営業許可の更新手続きは来月のはず。なぜ連絡もなしに、しかも直接お店にやってくるのだろう?
疑問に思いつつ、お店に出て入り口に立つ保健所の職員の方に問いかけた。
「何でしょうか?」
「今日はこの辺りの更新が近いお店を回っておりまして、今からカウンターの中を拝見してよろしいでしょうか?」
ほお、これは抜き打ち検査だな。
飲食店は営業許可を取るために、厨房設備などの決まりがいくつかある。確認にくる日が事前にわかっていると、普段検査に引っ掛かるような仕様変更をしているお店でも取り繕うことができてしまう。
しかし、抜き打ちで確認するとは知らなかった。
「いや、今は忙しいので・・」と断りかけたが、店内はノーゲストでスタッフも暇そうにしている。「こんな日に限って・・」と思ったが、だいたいいつも暇であることを思い出した。私はしぶしぶ見てもらい、特に問題は見つからず、いくつか規制が変わったことを伝えられ終了となった。
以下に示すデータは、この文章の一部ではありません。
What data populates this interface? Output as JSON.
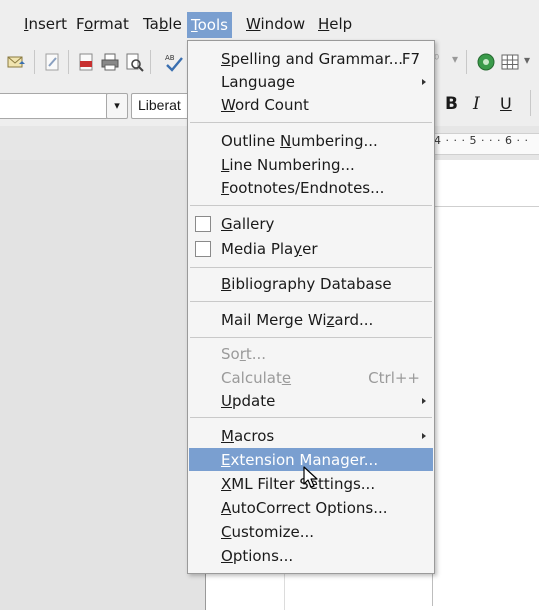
{
  "menubar": {
    "items": [
      {
        "pre": "",
        "key": "I",
        "post": "nsert"
      },
      {
        "pre": "F",
        "key": "o",
        "post": "rmat"
      },
      {
        "pre": "Ta",
        "key": "b",
        "post": "le"
      },
      {
        "pre": "",
        "key": "T",
        "post": "ools"
      },
      {
        "pre": "",
        "key": "W",
        "post": "indow"
      },
      {
        "pre": "",
        "key": "H",
        "post": "elp"
      }
    ]
  },
  "toolbar": {
    "font_name": "Liberat",
    "bold": "B",
    "italic": "I",
    "underline": "U"
  },
  "ruler": {
    "text": "4 · · · 5 · · · 6 · ·"
  },
  "tools_menu": {
    "spelling": {
      "pre": "",
      "key": "S",
      "post": "pelling and Grammar...",
      "shortcut": "F7"
    },
    "language": {
      "label": "Language"
    },
    "word_count": {
      "pre": "",
      "key": "W",
      "post": "ord Count"
    },
    "outline_numbering": {
      "pre": "Outline ",
      "key": "N",
      "post": "umbering..."
    },
    "line_numbering": {
      "pre": "",
      "key": "L",
      "post": "ine Numbering..."
    },
    "footnotes": {
      "pre": "",
      "key": "F",
      "post": "ootnotes/Endnotes..."
    },
    "gallery": {
      "pre": "",
      "key": "G",
      "post": "allery"
    },
    "media_player": {
      "pre": "Media Pla",
      "key": "y",
      "post": "er"
    },
    "bibliography": {
      "pre": "",
      "key": "B",
      "post": "ibliography Database"
    },
    "mail_merge": {
      "pre": "Mail Merge Wi",
      "key": "z",
      "post": "ard..."
    },
    "sort": {
      "pre": "So",
      "key": "r",
      "post": "t..."
    },
    "calculate": {
      "pre": "Calculat",
      "key": "e",
      "post": "",
      "shortcut": "Ctrl++"
    },
    "update": {
      "pre": "",
      "key": "U",
      "post": "pdate"
    },
    "macros": {
      "pre": "",
      "key": "M",
      "post": "acros"
    },
    "extension_manager": {
      "pre": "",
      "key": "E",
      "post": "xtension Manager..."
    },
    "xml_filter": {
      "pre": "",
      "key": "X",
      "post": "ML Filter Settings..."
    },
    "autocorrect": {
      "pre": "",
      "key": "A",
      "post": "utoCorrect Options..."
    },
    "customize": {
      "pre": "",
      "key": "C",
      "post": "ustomize..."
    },
    "options": {
      "pre": "",
      "key": "O",
      "post": "ptions..."
    }
  },
  "colors": {
    "highlight": "#7a9fd0",
    "disabled_text": "#9a9a9a"
  }
}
しかしその後、一枚の書類を取り出して妙なことをいうのである。
「店主さんは今は引っ越されて、こちらにお住まいではありませんよね?」
「はい。以前はここに住んでいましたが、今は別のところに住んでいます」
「個人事業主の方は、居住先の住所もこちらの書類に書いて提出していただくことになっています」
と、ここまではよかった。
「こちらの内容は原則公開になります。もし非公開にしたければ、ちょっと分かりづらいですが、こちらのチェックボックスに印をつけてください」
指で刺した箇所を見ると、「官民データ活用基本法に沿って原則オープンデータとして公開します」となっており、事業主の名前や住所などがチェックボックスと一緒に並んでいる。
「・・・。公開って誰が見るんですか?」
「どなたでも見れるようになっています」
驚きである。個人事業主は店だけではなく、住んでいるところまで公開することになっているらしい。
「何のために?」
「・・・、お店のことを知りたいと思う人がいるからではないでしょうか?」
「それは、『食べログ』で十分じゃないですか?」
「ファンに知れたらえらいことになる」と一瞬思ったが、よく考えたらそんな人は一人もいない。しかし、これでは知りたいと思えば個人店のオーナーの住所は簡単につかめてしまう。この分かりづらい非公開のチャックボックスやこの人のような説明では、意図せず公開になっている人も多いのではないかと思ってしまった。
「プライバシーの問題にはならないんですか?」
「そう決まっておりまして・・」
お役所のいつもの返事を聴き終える前に、しっかりと目の前でチェックを入れてやった次第である。